Lina central support.
Enoch rear anchor.
Uzo behind cover but within reach.
The seam widened.
No roar.
No explosion.
A figure stepped through calmly.
It was humanoid.
Tall.
Featureless.
Its body appeared carved from pale stone layered in stair-like ridges. Where its face should have been, there was only a smooth incline descending inward, as if its head was the entrance to a hollow structure.
It did not rush.
It walked.
Each step left faint geometric impressions in the air that lingered before fading.
Kael felt it immediately.
Not as overwhelming as the Herald.
But far beyond a hound.
"Execution unit," Enoch murmured.
The being stopped ten meters away.
It tilted its head slightly.
Then it moved.
Not fast.
Precise.
It extended one arm toward Jide.
Space between them compressed violently.
Jide's shield snapped up in reflex.
Impact.
The shield shattered instantly.
Jide was thrown backward, skidding across concrete, golden light scattering like broken glass.
Kael lunged.
Crimson constructs erupted around his arm as he slashed at the entity's torso.
The blade connected.
A deep diagonal cut formed across its chest.
But instead of bleeding—
The cut rearranged itself into a new step.
The wound became structure.
Kael's eyes narrowed.
"It adapts by incorporating damage."
The entity raised its other arm.
A ripple expanded outward.
Amara's shadows were forced flat against the ground.
Zara dropped from the air as if gravity had doubled.
Lina's echoes flickered violently.
Jide struggled to stand.
Kael activated [Sovereign Stepbite]
He closed distance instantly and drove his hand into the entity's chest wound.
White sparks exploded.
He bit down on the conceptual structure holding its form.
Resistance.
Heavy.
Not like hounds.
This was reinforced.
The entity responded by driving a knee into Kael's abdomen.
The impact cracked ribs audibly.
Kael was launched backward into the courtyard wall, stone fracturing behind him.
He hit the ground hard.
The hunger inside him surged.
But controlled.
He forced himself up before the entity could follow through.
"Layered attack!" Kael shouted.
Lina reacted first.
She pulled an echo of the entity itself.
The copy formed slightly unstable but functional.
Amara's shadows wrapped around the echo and hurled it forward like a projectile.
The real entity turned to intercept—
Zara dove simultaneously from above, talons glowing with compressed air force.
Jide, teeth clenched, formed a narrow piercing shield rather than a barrier and launched it forward like a spear.
The attacks converged.
Impact thundered through the courtyard.
The entity staggered.
For the first time.
Kael didn't hesitate.
He surged forward, white veins blazing brighter along his neck. Sovereign Stepbite activated at full intensity as he drove both hands into the fractured chest and tore downward.
This time he didn't slash.
He devoured.
He consumed the structural step anchoring its regeneration.
The entity's body convulsed violently.
The smooth incline of its face cracked.
A sound emerged.
Not pain.
Acknowledgment.
Its body began destabilizing from the inside out, stair-ridges collapsing inward like a collapsing tower.
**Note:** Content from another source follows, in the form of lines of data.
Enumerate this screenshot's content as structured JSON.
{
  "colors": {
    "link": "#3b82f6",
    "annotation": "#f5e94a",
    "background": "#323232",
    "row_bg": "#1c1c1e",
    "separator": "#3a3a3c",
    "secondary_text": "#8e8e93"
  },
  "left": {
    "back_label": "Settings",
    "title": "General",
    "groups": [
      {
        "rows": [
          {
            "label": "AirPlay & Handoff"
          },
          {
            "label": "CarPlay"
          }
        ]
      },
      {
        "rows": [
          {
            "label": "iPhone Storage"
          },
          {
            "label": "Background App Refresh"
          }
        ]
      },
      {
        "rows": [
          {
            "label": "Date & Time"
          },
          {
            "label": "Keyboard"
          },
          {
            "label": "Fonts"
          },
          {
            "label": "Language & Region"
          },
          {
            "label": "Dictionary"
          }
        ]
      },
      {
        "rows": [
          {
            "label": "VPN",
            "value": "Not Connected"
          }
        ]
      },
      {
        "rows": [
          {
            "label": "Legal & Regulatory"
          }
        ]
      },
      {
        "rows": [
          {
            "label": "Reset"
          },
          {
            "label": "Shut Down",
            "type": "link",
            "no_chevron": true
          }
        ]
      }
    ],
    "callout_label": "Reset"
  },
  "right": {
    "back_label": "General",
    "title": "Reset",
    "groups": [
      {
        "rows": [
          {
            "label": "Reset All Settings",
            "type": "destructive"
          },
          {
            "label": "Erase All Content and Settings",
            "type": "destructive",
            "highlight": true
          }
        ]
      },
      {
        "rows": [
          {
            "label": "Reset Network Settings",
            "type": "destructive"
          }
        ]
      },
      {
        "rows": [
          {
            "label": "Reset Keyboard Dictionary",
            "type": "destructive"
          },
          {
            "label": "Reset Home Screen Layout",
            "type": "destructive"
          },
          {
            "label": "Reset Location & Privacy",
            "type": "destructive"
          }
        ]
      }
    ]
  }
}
Before it fully disintegrated, it did something subtle.
It looked past Kael.
At the others.
Then it dissolved into pale geometric dust.
Silence returned.
Heavy.
Everyone remained in formation for several seconds.
Kael straightened slowly, breathing hard.
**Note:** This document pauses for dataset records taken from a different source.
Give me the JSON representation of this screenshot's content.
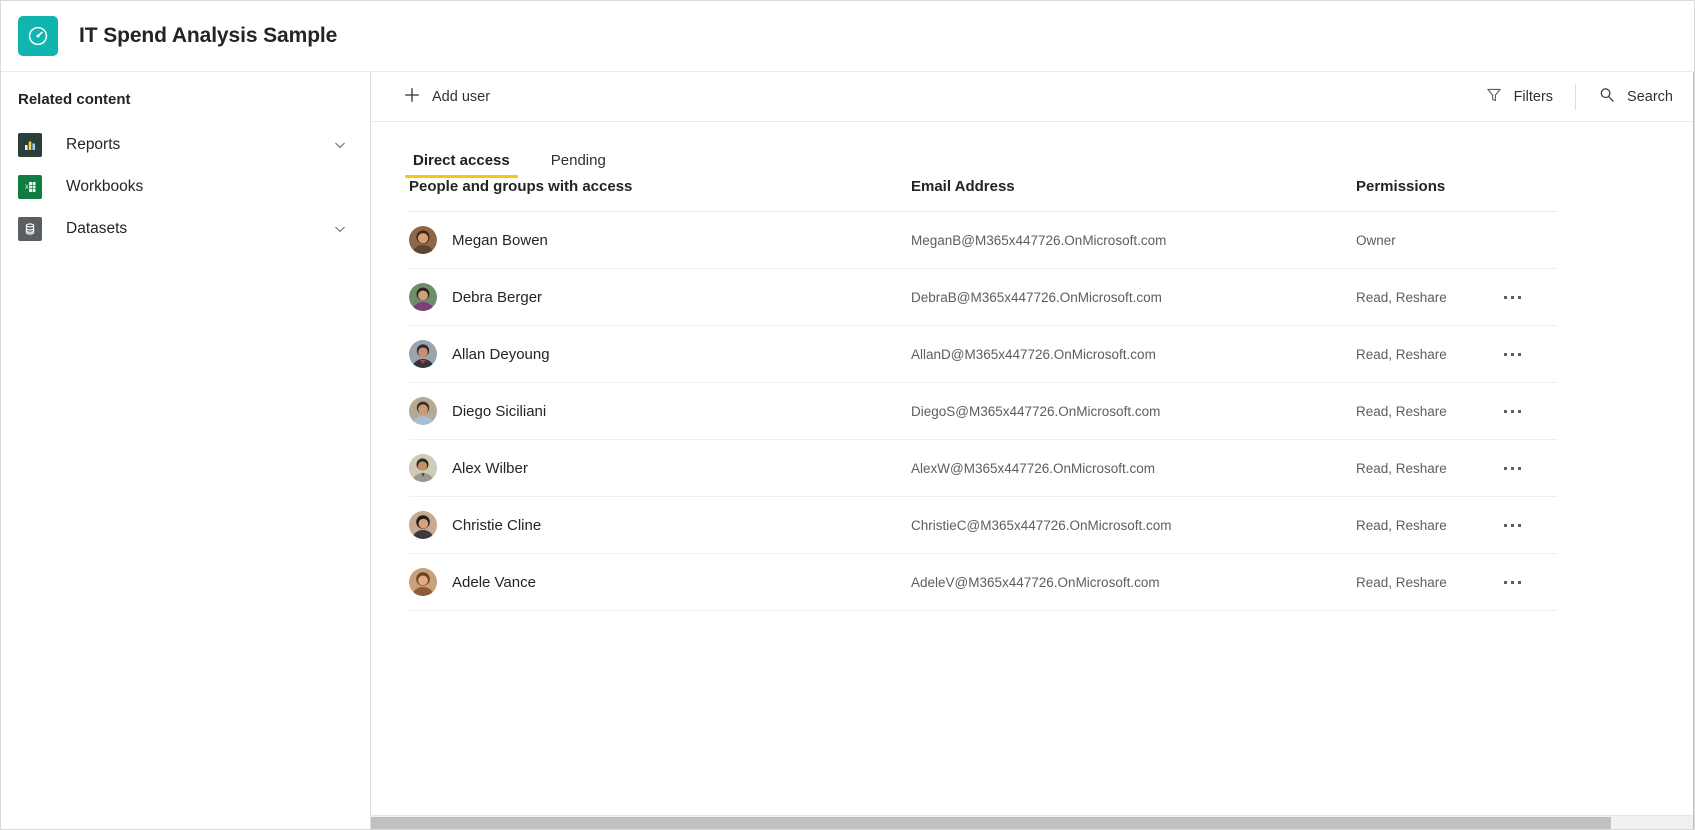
{
  "header": {
    "title": "IT Spend Analysis Sample",
    "logo_icon": "gauge-icon",
    "logo_color": "#0fb5ae"
  },
  "sidebar": {
    "title": "Related content",
    "items": [
      {
        "label": "Reports",
        "icon": "bar-chart-icon",
        "icon_color": "#2c3e3a",
        "expandable": true
      },
      {
        "label": "Workbooks",
        "icon": "excel-workbook-icon",
        "icon_color": "#107c41",
        "expandable": false
      },
      {
        "label": "Datasets",
        "icon": "database-icon",
        "icon_color": "#5a5d62",
        "expandable": true
      }
    ]
  },
  "commandbar": {
    "add_user_label": "Add user",
    "add_user_icon": "plus-icon",
    "filters_label": "Filters",
    "filters_icon": "funnel-icon",
    "search_label": "Search",
    "search_icon": "search-icon"
  },
  "tabs": [
    {
      "label": "Direct access",
      "active": true
    },
    {
      "label": "Pending",
      "active": false
    }
  ],
  "table": {
    "columns": {
      "people": "People and groups with access",
      "email": "Email Address",
      "permissions": "Permissions"
    },
    "rows": [
      {
        "name": "Megan Bowen",
        "email": "MeganB@M365x447726.OnMicrosoft.com",
        "permissions": "Owner",
        "has_menu": false,
        "avatar_bg": "#8d6748",
        "avatar_hair": "#3b2a20"
      },
      {
        "name": "Debra Berger",
        "email": "DebraB@M365x447726.OnMicrosoft.com",
        "permissions": "Read, Reshare",
        "has_menu": true,
        "avatar_bg": "#6f8d6b",
        "avatar_hair": "#7d3f7a"
      },
      {
        "name": "Allan Deyoung",
        "email": "AllanD@M365x447726.OnMicrosoft.com",
        "permissions": "Read, Reshare",
        "has_menu": true,
        "avatar_bg": "#9aa4b0",
        "avatar_hair": "#2b2b2f"
      },
      {
        "name": "Diego Siciliani",
        "email": "DiegoS@M365x447726.OnMicrosoft.com",
        "permissions": "Read, Reshare",
        "has_menu": true,
        "avatar_bg": "#b6a894",
        "avatar_hair": "#3a2d24"
      },
      {
        "name": "Alex Wilber",
        "email": "AlexW@M365x447726.OnMicrosoft.com",
        "permissions": "Read, Reshare",
        "has_menu": true,
        "avatar_bg": "#cfcbb7",
        "avatar_hair": "#2f2a25"
      },
      {
        "name": "Christie Cline",
        "email": "ChristieC@M365x447726.OnMicrosoft.com",
        "permissions": "Read, Reshare",
        "has_menu": true,
        "avatar_bg": "#c9a98f",
        "avatar_hair": "#221c18"
      },
      {
        "name": "Adele Vance",
        "email": "AdeleV@M365x447726.OnMicrosoft.com",
        "permissions": "Read, Reshare",
        "has_menu": true,
        "avatar_bg": "#c8a07a",
        "avatar_hair": "#6b3f24"
      }
    ]
  },
  "colors": {
    "accent_tab_underline": "#f2c811",
    "brand_teal": "#0fb5ae"
  }
}
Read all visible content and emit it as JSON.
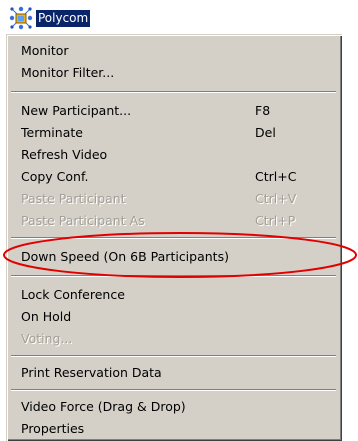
{
  "node": {
    "label": "Polycom",
    "icon": "conference-network-icon"
  },
  "menu": {
    "items": [
      {
        "label": "Monitor",
        "shortcut": "",
        "enabled": true
      },
      {
        "label": "Monitor Filter...",
        "shortcut": "",
        "enabled": true
      },
      {
        "label": "New Participant...",
        "shortcut": "F8",
        "enabled": true
      },
      {
        "label": "Terminate",
        "shortcut": "Del",
        "enabled": true
      },
      {
        "label": "Refresh Video",
        "shortcut": "",
        "enabled": true
      },
      {
        "label": "Copy Conf.",
        "shortcut": "Ctrl+C",
        "enabled": true
      },
      {
        "label": "Paste Participant",
        "shortcut": "Ctrl+V",
        "enabled": false
      },
      {
        "label": "Paste Participant As",
        "shortcut": "Ctrl+P",
        "enabled": false
      },
      {
        "label": "Down Speed (On 6B Participants)",
        "shortcut": "",
        "enabled": true
      },
      {
        "label": "Lock Conference",
        "shortcut": "",
        "enabled": true
      },
      {
        "label": "On Hold",
        "shortcut": "",
        "enabled": true
      },
      {
        "label": "Voting...",
        "shortcut": "",
        "enabled": false
      },
      {
        "label": "Print Reservation Data",
        "shortcut": "",
        "enabled": true
      },
      {
        "label": "Video Force (Drag & Drop)",
        "shortcut": "",
        "enabled": true
      },
      {
        "label": "Properties",
        "shortcut": "",
        "enabled": true
      }
    ]
  },
  "colors": {
    "menu_background": "#d4d0c8",
    "selection": "#0a246a",
    "annotation": "#e00000"
  }
}
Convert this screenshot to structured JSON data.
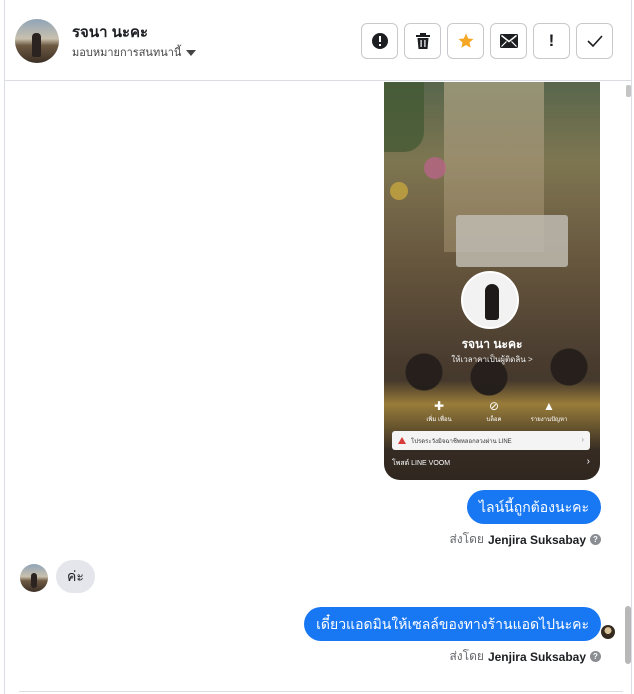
{
  "contact": {
    "name": "รจนา นะคะ",
    "assign_label": "มอบหมายการสนทนานี้"
  },
  "toolbar": {
    "buttons": [
      {
        "name": "report-button",
        "icon": "alert-circle-icon"
      },
      {
        "name": "delete-button",
        "icon": "trash-icon"
      },
      {
        "name": "star-button",
        "icon": "star-icon",
        "color": "#f5a623"
      },
      {
        "name": "mark-unread-button",
        "icon": "envelope-icon"
      },
      {
        "name": "spam-button",
        "icon": "exclamation-icon",
        "label": "!"
      },
      {
        "name": "done-button",
        "icon": "check-icon"
      }
    ]
  },
  "shared_image": {
    "profile_name": "รจนา นะคะ",
    "profile_sub": "ให้เวลาคาเป็นผู้ติดลิน >",
    "actions": [
      {
        "label": "เพิ่ม เพื่อน",
        "icon": "add-friend-icon"
      },
      {
        "label": "บล็อค",
        "icon": "block-icon"
      },
      {
        "label": "รายงานปัญหา",
        "icon": "bell-icon"
      }
    ],
    "alert_text": "โปรดระวังมิจฉาชีพหลอกลวงผ่าน LINE",
    "footer": "โพสต์ LINE VOOM"
  },
  "messages": [
    {
      "direction": "out",
      "text": "ไลน์นี้ถูกต้องนะคะ",
      "sent_by_label": "ส่งโดย",
      "sent_by_name": "Jenjira Suksabay"
    },
    {
      "direction": "in",
      "text": "ค่ะ"
    },
    {
      "direction": "out",
      "text": "เดี๋ยวแอดมินให้เซลล์ของทางร้านแอดไปนะคะ",
      "sent_by_label": "ส่งโดย",
      "sent_by_name": "Jenjira Suksabay"
    }
  ],
  "colors": {
    "accent": "#1877f2",
    "incoming_bubble": "#e4e6eb",
    "star": "#f5a623"
  }
}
The System flickered faintly in his vision.
[Execution Unit Eliminated]
[Adaptation Data Transmitted]
[Countdown: 4 Nights Remaining]
[Escalation Probability: High]
Kael exhaled slowly.
"That wasn't the Herald," Zara said quietly.
"No," Kael replied.
"It was a question."
Jide looked at his still-flickering arm.
"And what was our answer?"
Kael stared at the fading seam in the air.
"That we're not prey."
But deep above them, beyond the clouds—
Something had already begun descending.